November 22, 2012, 9:00 am
Ron Rivera couldn’t wait to walk it back.
Earlier in the week, the Charlotte media asked the Carolina Panthers' head coach about Andy Reid. The exact question went like this: “Do you think there’s a time in this league, when you’ve been somewhere so long, when separating ways is best?”
Rivera, who served as the Eagles' linebackers coach under Reid from 1999-2003, had an interesting answer at the time:
“I know this: My personal philosophy on that is you have to reinvent yourself over a period of time or you get stale,” Rivera said. “I believe that. That’s mine. That’s got nothing to do with anybody else. That’s how I feel. Coach has been there a long time, he’s had a tremendous amount of success there. That’s a tough place to coach. It really is. This is a tough place to coach, too, but Philly is really tough.”
The part about reinventing yourself or getting stale received some attention. On Wednesday’s conference call with the Philadelphia media, Rivera tried to clarify his comments.
“Let’s get that straight,” Rivera began. “I was talking me, personally. I wasn’t talking about Coach. I don’t want that interpreted that way. I’m saying that my individual personal feeling is how I would do it, not Coach. Don’t put words in my mouth about Coach Reid. I have way too much respect for Coach Reid to question anything he decides to do. We all as coaches have our own feelings, philosophy on it. My philosophy on it is, and I told our owner, if I last eight years here I will reinvent myself. It will be time for me to move on or something like that. But that’s me personally. So, please, don’t make it like I would assume to know anything better for Coach Reid.”
Got that? If Rivera is in one place for eight seasons, he’ll reinvent himself. But he wouldn’t presume to suggest that Reid -- who has been the front man in Philly for 14 years -- do the same thing.
So while we’re being careful not to put words in Rivera’s mouth -- even though Rivera put those words in Rivera’s mouth -- what about the part where he said that Philly is a tough place to coach?
“It really is,” Rivera reiterated. “Because the expectations are so high. The city has had some tremendous teams in all sports. So the expectations do get high because of the success Coach Reid has had. I remember when I was there, going in my fifth season, we made the NFC Championship game and unfortunately we lost. It was devastating because the fans -- the fans get into it. They’re so passionate about their teams and their sports. It’s hard. It’s hard on the coaches. It’s hard on the players. And I know it’s hard on the fans.”
When asked whether Philly has treated Reid fairly, Rivera added, “I know it’s been hard on him.”
It’s been similarly hard on Panthers fans. The Eagles are 3-7. Among NFC teams, only Carolina (2-8) has been worse.
Rivera, who is in his second season with the Panthers, has an 8-18 record as the head coach in Carolina. Not surprisingly, he’s fielded many of the same questions about his job security that Reid has endured here. His answers were a lot like the comments Reid tends to make.

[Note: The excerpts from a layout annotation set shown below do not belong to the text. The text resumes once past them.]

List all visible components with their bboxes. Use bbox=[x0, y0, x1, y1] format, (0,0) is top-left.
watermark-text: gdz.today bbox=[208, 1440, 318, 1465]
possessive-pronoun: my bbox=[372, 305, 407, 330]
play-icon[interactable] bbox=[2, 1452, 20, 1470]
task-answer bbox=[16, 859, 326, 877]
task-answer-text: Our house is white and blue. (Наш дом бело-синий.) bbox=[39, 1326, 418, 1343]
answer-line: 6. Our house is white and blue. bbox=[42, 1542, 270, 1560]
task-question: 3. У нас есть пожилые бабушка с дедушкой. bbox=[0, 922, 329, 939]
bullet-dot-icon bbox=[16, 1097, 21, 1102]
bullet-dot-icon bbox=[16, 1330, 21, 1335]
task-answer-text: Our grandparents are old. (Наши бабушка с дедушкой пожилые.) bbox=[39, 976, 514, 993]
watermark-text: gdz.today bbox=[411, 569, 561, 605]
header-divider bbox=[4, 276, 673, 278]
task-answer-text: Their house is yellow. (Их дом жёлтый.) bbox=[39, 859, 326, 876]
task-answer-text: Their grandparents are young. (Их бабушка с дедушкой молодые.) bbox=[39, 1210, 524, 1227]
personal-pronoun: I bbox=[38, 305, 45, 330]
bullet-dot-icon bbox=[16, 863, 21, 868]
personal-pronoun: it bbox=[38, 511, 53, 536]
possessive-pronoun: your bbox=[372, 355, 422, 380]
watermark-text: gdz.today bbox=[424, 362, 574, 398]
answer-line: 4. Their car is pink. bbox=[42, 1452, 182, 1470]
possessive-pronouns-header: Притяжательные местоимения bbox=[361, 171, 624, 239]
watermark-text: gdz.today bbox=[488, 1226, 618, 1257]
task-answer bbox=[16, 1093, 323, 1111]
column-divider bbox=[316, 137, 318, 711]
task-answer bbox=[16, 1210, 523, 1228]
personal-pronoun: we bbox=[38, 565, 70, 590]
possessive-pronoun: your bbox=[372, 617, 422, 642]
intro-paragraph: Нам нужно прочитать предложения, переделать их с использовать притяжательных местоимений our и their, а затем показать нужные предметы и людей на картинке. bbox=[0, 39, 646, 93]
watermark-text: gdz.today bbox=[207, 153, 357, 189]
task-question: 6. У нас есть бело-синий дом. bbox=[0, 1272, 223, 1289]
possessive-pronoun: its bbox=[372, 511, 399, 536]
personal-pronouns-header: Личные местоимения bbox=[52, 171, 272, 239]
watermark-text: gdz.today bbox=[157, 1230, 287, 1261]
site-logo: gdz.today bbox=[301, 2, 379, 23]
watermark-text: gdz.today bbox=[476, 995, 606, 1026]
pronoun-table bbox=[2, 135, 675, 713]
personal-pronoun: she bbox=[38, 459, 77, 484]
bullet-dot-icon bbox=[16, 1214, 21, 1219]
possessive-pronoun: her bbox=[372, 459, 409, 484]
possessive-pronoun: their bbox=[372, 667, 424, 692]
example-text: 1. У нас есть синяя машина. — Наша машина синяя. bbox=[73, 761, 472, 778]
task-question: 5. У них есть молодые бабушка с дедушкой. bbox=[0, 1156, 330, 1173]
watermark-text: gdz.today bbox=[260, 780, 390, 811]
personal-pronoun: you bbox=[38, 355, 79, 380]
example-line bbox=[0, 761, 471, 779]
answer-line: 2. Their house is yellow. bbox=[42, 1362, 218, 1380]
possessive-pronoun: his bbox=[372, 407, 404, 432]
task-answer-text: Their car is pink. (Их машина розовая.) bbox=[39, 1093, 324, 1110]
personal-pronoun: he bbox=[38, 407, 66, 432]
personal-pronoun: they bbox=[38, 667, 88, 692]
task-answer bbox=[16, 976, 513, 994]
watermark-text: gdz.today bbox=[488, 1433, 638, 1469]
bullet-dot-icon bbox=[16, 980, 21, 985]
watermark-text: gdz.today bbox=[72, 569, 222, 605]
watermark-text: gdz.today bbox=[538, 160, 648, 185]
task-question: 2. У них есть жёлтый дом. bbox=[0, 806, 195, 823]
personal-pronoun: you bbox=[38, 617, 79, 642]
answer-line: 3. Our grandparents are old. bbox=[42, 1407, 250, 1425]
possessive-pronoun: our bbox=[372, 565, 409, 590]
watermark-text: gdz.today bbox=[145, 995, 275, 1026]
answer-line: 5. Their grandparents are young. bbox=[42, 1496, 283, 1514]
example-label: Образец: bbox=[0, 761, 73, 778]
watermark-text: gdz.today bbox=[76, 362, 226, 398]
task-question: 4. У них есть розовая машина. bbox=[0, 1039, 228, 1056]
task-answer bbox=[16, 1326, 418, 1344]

Rivera said he’s “not concerned” about his job. He said he has to put his players “in the best position to win.” He said they all need to “keep going. Keep pushing. That’s what you do.” Sound familiar?
“I’m not concerned about me,” Rivera insisted. “I’m really not. I’m concerned about [the players]. We have a group of coaches that I believe in 100 percent. I believe it’s about teaching and trying to get these guys how to do things and understand things. I’ll be alright. I’ll be OK. Whether I’m here or not, I’ll be A-OK.”
Which brings us back to Rivera’s comment about coaches having to reinvent their style or risk getting stale. That idea runs counter to what we know about certain coaches who can be intractable when it comes to, say, offensive play-calling. Rivera cautioned -- to himself, certainly not to Reid, remember -- that inflexible coaches could lose their gigs and get replaced by those who are better at adapting.
“I think what’s happening is going after the new blood or the guys with different ideas, I think may be a good way to put it,” said Rivera. “I think also what’s happening is, I think the players are changing and I think a lot of the owners are beginning to recognize that, that the guys are a little bit -- I don’t know -- used to working with younger guys, I guess. But the players are changing and I think as the players are changing, the way you deal with the players has to change and you have to be able adapt to them. And that’s what makes a guy like Tom Coughlin so invaluable, because he has adapted the last few years as to who he is. So you’re starting to see that trend toward being able to handle these kind of players.”